Skip to main content
dnguyen71742856
Participant
January 22, 2018
Question

How to exporting foreign languages to html

  • January 22, 2018
  • 4 replies
  • 454 views

Hi, I have a large project to convert pdfs in foreign languages to html.

I am trying to convert a Hindi pdf document to html, but it's not working. It's exporting garbled characters.

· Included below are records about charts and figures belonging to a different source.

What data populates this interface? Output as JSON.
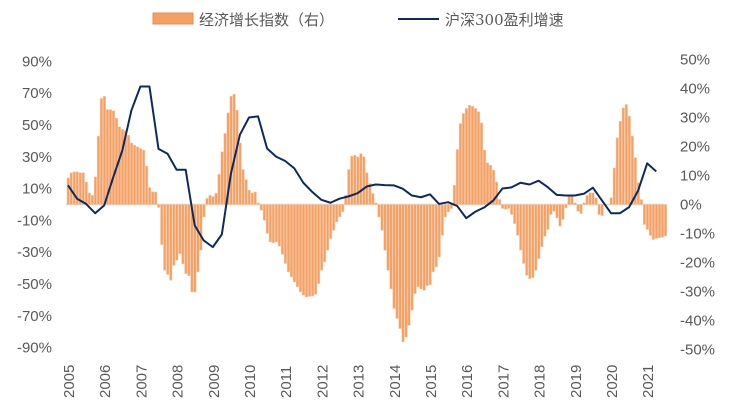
{
  "chart_data": {
    "type": "bar+line",
    "title": "",
    "legend": {
      "placement": "top-center",
      "entries": [
        {
          "name": "经济增长指数（右）",
          "kind": "bar",
          "color": "#F4A064",
          "edge_color": "#ED8B48"
        },
        {
          "name": "沪深300盈利增速",
          "kind": "line",
          "color": "#0D2A5E"
        }
      ]
    },
    "x_axis": {
      "tick_labels": [
        "2005",
        "2006",
        "2007",
        "2008",
        "2009",
        "2010",
        "2011",
        "2012",
        "2013",
        "2014",
        "2015",
        "2016",
        "2017",
        "2018",
        "2019",
        "2020",
        "2021"
      ],
      "range_years": [
        2005,
        2021.6
      ]
    },
    "left_axis": {
      "range": [
        -90,
        90
      ],
      "tick_labels": [
        "90%",
        "70%",
        "50%",
        "30%",
        "10%",
        "-10%",
        "-30%",
        "-50%",
        "-70%",
        "-90%"
      ],
      "tick_values": [
        90,
        70,
        50,
        30,
        10,
        -10,
        -30,
        -50,
        -70,
        -90
      ]
    },
    "right_axis": {
      "range": [
        -50,
        50
      ],
      "tick_labels": [
        "50%",
        "40%",
        "30%",
        "20%",
        "10%",
        "0%",
        "-10%",
        "-20%",
        "-30%",
        "-40%",
        "-50%"
      ],
      "tick_values": [
        50,
        40,
        30,
        20,
        10,
        0,
        -10,
        -20,
        -30,
        -40,
        -50
      ]
    },
    "series": [
      {
        "name": "经济增长指数（右）",
        "type": "bar",
        "axis": "left",
        "frequency": "monthly",
        "start": "2005-01",
        "unit": "%",
        "values": [
          16.7,
          19.9,
          20.5,
          20.5,
          20,
          20,
          14,
          7.3,
          5.8,
          17.4,
          43,
          66.7,
          68,
          59.7,
          59.7,
          58.9,
          54.3,
          48.8,
          47.2,
          46.3,
          43.6,
          38.7,
          37.3,
          36.2,
          35.2,
          34.2,
          24.1,
          10.7,
          7.9,
          7.9,
          -1.9,
          -25.2,
          -41.3,
          -44,
          -47.6,
          -38.2,
          -35,
          -30.9,
          -37.3,
          -43.5,
          -44.8,
          -55,
          -55,
          -42.4,
          -28.7,
          -7.8,
          3.8,
          5.8,
          5,
          7,
          18.9,
          33.1,
          44.7,
          57.6,
          68.1,
          69.3,
          59.3,
          38.7,
          22,
          15.7,
          9,
          7.3,
          7.9,
          1,
          -3.6,
          -9.9,
          -18.2,
          -23.5,
          -24.1,
          -23.5,
          -26.2,
          -31.3,
          -37.1,
          -42.4,
          -45.5,
          -48.7,
          -51.8,
          -55,
          -57,
          -58.1,
          -57.8,
          -57.5,
          -56.5,
          -49.7,
          -41.3,
          -36.1,
          -28.7,
          -21.4,
          -16.2,
          -10.9,
          -7.8,
          -4.6,
          5.8,
          22,
          30.4,
          31,
          30,
          32,
          30,
          19.9,
          13.2,
          6.9,
          1,
          -7.8,
          -16.2,
          -28.7,
          -41.3,
          -53,
          -65.4,
          -71.7,
          -78,
          -86.4,
          -83.3,
          -75.9,
          -66.5,
          -56,
          -51.8,
          -53,
          -54,
          -51,
          -50.4,
          -42.4,
          -39.2,
          -33,
          -19.3,
          -7.8,
          -4.6,
          -2.5,
          12.1,
          34.6,
          50.9,
          57.2,
          60.4,
          62.4,
          61.8,
          60.4,
          58.3,
          51.3,
          34.2,
          26.2,
          24.7,
          21.6,
          14.2,
          3.1,
          -2.5,
          -3,
          -2.5,
          -6.3,
          -12,
          -19.3,
          -28.7,
          -37.1,
          -44.5,
          -46.6,
          -46,
          -41.3,
          -34,
          -26.6,
          -20,
          -15.7,
          -6.3,
          -4.2,
          -8.4,
          -13.6,
          -9.4,
          -2.1,
          5.2,
          5.7,
          1,
          -4.2,
          -5.7,
          1,
          5.7,
          7.4,
          7.4,
          4.2,
          -6.3,
          -7,
          0,
          0,
          4.2,
          23,
          41.9,
          52.4,
          60.8,
          62.9,
          55.5,
          43,
          29.4,
          13.6,
          3.1,
          -12.6,
          -15.7,
          -19.5,
          -22,
          -21.3,
          -20.9,
          -20.5,
          -19.8
        ]
      },
      {
        "name": "沪深300盈利增速",
        "type": "line",
        "axis": "right",
        "frequency": "quarterly",
        "start": "2005Q1",
        "unit": "%",
        "values": [
          6.6,
          2,
          0.2,
          -3,
          -0.3,
          9.4,
          18.6,
          32.4,
          40.7,
          40.7,
          19.2,
          17.5,
          12,
          12,
          -7.2,
          -12.4,
          -14.7,
          -10.3,
          10.6,
          24.1,
          30,
          30.4,
          19.3,
          16.5,
          15,
          12.5,
          7.5,
          4.3,
          1.6,
          0.6,
          2,
          2.8,
          3.9,
          6.2,
          6.9,
          6.7,
          6.6,
          5.4,
          3.1,
          2.5,
          3.5,
          0.2,
          0.8,
          -0.5,
          -4.7,
          -2.5,
          -1,
          1.4,
          5.5,
          5.9,
          7.5,
          6.9,
          8.2,
          6,
          3.3,
          3.1,
          3.1,
          3.7,
          5.8,
          1.4,
          -3,
          -3,
          -0.9,
          4.8,
          14.2,
          11.4
        ]
      }
    ],
    "grid": false,
    "zero_line": true
  }
}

Here's an example of one document.

https://www.bart.gov/sites/default/files/docs/Title_VI_Poster_Legal_Size_12-29-09_HINDI.pdf

This topic has been closed for replies.

4 replies

Legend
January 23, 2018

Then you must retype. You have no usable text.

Legend
January 23, 2018

There's an important step before deciding there is a problem with HTML export. Try to select text, copy and paste it (to Word, for example). Often PDF files are badly made and have text which cannot be extracted; such files cannot be exported correctly either.

dnguyen71742856
Participant
January 23, 2018

I've already tried copy and pasting the Hindi characters in the document from the link I included above into Word, as well as,  converting to a Word document.  It doesn't work.

Inspiring
January 23, 2018

You will also need the exact character set for the foreign language installed on your computer.

dnguyen71742856
Participant
January 23, 2018

They don't have the source file anymore so all I have is the pdf file.  How can I get the full foreign character set?  Can you please help send instructions on the best approach?

Thanks!

Legend
January 23, 2018

Are you using the latest Acrobat?

dnguyen71742856
Participant
January 23, 2018

I am using Adobe Acrobat Pro DC 2018.009.20044